The Pictures Generation




In a recent bluntly-titled post at Artnet News, Paddy Johnson declares what some people have either known or suspected for years by proclaiming that Richard Prince is a cretinous douchebag. The verdict comes in response to the exhibition of Prince's latest round of work currently up on display at Gagosian NY, which consists of blown-up inkjet prints of Prince's Instagram likes, including the artist's accompanying inane captions and comments. Clap clap clap.

More pointedly, Johnson calls critic Jerry Saltz out on the carpet for his own review of the show, charging him with hypocrisy and art-starstruck obsequiance. The Saltz piece isn't worth reading, but the brief Peter Schjeldahl review that Johnson cites cites is. Highlights:

"[Prince's] show at Gagosian...feels fated. The logic of artifying non-art images that Andy Warhol inaugurated half a century ago could hardly skip a burgeoning mass medium of individual self-exposure. ...Is it art? Of course it’s art, though by a well-worn Warholian formula: the subjective objectified and the ephemeral iconized, in forms that appear to insult but actually conserve conventions of fine art. [...]
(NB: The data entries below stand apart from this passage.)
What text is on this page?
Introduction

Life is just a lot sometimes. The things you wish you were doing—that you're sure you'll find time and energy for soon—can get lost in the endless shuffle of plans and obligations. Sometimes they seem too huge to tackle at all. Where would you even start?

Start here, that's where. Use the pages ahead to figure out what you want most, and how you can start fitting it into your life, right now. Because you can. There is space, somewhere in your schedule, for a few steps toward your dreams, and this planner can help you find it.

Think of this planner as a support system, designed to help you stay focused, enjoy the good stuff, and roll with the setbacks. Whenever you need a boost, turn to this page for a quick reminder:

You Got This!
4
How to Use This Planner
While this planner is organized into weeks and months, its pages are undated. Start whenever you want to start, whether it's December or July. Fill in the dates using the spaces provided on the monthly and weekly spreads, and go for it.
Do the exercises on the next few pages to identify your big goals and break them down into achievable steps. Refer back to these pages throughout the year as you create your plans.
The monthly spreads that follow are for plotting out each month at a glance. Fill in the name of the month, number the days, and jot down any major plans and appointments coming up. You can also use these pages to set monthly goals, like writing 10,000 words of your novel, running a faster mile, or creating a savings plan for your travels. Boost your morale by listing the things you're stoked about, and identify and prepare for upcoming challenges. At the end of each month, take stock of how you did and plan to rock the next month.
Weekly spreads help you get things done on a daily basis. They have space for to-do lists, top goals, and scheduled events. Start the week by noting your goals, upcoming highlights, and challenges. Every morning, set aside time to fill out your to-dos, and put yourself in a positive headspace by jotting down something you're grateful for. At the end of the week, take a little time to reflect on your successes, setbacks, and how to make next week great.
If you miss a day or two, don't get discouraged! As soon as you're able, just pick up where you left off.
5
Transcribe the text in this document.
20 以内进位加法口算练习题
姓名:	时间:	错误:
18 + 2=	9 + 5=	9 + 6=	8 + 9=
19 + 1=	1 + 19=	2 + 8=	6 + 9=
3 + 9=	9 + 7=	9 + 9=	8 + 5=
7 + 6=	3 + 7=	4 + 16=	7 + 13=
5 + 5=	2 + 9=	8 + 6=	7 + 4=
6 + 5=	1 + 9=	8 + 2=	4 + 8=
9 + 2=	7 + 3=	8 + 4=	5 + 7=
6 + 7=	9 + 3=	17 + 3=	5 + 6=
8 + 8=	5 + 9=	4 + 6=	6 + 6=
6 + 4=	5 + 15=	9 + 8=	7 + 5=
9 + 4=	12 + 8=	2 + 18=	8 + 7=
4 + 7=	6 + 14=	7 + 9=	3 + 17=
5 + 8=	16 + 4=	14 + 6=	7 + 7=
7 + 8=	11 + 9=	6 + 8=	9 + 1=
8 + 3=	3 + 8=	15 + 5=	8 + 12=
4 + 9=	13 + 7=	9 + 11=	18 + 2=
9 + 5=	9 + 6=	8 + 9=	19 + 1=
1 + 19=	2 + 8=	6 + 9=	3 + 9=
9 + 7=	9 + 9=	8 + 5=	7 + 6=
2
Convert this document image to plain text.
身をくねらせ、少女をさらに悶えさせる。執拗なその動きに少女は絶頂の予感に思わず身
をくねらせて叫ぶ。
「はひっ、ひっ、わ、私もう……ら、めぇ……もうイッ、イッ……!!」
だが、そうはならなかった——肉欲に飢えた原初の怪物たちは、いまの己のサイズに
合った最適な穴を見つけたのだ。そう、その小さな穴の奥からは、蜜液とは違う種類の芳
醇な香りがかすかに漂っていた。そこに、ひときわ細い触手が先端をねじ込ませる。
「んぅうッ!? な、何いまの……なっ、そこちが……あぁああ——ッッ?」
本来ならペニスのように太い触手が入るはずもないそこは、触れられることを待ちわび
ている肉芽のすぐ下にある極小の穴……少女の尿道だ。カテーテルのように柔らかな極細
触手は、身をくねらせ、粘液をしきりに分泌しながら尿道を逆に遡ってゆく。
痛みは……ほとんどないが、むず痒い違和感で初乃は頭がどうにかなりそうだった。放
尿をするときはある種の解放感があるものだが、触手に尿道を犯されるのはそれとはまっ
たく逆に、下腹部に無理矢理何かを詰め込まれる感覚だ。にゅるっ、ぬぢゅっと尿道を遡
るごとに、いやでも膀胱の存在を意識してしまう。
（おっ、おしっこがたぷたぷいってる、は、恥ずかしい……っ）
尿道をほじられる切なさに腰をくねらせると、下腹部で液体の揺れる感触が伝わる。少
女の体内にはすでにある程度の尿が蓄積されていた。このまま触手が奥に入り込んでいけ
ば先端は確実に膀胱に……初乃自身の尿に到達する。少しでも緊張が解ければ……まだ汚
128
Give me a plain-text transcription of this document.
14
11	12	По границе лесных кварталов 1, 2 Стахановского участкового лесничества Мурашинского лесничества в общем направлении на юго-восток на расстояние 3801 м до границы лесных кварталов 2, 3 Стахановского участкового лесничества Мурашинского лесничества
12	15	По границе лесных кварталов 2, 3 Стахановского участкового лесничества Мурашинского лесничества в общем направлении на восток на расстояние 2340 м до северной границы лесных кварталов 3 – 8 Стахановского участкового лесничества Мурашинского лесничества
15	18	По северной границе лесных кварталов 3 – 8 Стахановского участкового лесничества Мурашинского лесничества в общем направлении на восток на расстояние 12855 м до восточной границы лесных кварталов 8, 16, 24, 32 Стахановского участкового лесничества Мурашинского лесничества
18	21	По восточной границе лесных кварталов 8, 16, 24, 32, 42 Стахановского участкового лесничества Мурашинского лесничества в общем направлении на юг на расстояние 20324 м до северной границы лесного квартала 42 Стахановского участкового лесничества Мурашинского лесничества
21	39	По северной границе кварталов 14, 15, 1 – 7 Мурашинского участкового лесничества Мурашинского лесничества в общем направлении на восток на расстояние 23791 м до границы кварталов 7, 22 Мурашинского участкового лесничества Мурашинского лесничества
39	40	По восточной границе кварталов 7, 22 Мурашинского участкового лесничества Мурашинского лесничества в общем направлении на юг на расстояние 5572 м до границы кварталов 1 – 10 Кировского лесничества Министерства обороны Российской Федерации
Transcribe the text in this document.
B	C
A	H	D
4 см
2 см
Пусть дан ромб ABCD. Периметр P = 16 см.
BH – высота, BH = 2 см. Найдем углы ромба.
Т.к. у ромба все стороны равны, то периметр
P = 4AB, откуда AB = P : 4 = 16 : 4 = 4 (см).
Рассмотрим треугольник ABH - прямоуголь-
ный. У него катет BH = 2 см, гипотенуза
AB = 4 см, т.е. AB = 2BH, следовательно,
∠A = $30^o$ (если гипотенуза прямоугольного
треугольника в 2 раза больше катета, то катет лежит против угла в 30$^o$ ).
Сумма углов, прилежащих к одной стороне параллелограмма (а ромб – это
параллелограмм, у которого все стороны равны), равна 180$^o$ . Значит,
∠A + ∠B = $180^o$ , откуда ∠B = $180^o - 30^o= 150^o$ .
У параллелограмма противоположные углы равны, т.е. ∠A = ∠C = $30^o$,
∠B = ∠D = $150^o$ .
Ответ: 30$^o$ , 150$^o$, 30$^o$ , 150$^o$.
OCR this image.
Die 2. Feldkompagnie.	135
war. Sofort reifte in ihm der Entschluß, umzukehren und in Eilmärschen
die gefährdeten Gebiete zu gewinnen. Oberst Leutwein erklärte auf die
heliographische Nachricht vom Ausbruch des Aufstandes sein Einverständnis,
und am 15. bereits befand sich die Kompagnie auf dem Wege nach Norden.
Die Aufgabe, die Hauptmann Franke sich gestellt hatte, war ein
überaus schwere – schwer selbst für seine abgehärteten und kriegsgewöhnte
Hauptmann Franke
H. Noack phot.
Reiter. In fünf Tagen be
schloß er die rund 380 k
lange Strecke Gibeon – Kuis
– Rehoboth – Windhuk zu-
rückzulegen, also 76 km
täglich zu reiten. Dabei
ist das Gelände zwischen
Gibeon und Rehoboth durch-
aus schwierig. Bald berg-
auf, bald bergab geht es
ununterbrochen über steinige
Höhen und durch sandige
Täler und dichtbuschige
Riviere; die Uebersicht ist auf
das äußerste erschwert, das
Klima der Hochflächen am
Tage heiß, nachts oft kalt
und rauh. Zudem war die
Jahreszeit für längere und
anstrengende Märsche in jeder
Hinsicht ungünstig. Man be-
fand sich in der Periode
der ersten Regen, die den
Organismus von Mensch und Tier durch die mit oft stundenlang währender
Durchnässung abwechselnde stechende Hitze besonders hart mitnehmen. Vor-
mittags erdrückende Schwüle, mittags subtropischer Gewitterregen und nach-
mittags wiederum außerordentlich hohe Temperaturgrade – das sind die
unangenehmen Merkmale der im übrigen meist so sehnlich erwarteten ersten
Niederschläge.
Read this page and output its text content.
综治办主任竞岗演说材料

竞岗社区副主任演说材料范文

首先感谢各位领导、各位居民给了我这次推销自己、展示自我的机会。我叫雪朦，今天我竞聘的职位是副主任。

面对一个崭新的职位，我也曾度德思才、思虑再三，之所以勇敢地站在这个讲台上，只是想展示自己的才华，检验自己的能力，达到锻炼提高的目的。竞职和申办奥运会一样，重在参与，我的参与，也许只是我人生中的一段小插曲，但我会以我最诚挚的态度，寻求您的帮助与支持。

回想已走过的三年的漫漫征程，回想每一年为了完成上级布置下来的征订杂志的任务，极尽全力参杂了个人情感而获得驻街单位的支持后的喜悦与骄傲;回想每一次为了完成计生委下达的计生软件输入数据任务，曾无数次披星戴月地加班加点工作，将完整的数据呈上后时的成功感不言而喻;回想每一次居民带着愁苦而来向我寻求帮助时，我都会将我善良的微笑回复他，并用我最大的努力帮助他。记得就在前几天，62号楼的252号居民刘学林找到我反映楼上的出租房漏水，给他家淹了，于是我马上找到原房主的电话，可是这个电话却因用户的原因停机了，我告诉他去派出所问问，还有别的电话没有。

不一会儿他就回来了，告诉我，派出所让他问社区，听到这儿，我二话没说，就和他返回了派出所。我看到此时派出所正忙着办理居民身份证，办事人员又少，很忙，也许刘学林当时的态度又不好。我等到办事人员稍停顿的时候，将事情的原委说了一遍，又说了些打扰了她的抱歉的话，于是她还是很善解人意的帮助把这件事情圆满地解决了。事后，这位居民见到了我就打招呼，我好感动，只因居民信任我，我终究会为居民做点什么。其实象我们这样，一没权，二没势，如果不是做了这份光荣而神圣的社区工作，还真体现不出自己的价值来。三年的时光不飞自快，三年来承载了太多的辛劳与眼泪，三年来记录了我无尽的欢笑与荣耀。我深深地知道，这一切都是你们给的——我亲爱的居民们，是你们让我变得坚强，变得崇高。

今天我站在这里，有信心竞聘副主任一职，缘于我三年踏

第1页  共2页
Possible cogent responses to the show include naughty delight and sincere abhorrence. My own was something like a wish to be dead — which, say what you want about it, is the surest defense against assaults of postmodernist attitude. Come to think of it, death provides an apt metaphor for the pictures: memento mori of perishing vanity. Another is celestial: a meteor shower of privacies being burnt to cinders in the atmosphere of publicity. They fall into contemporary fame — a sea that is a millimetre deep and horizon-wide."

If anything, it seems like a better and more fitting title for the exhibition would've been "New Portraits: Losing My Edge."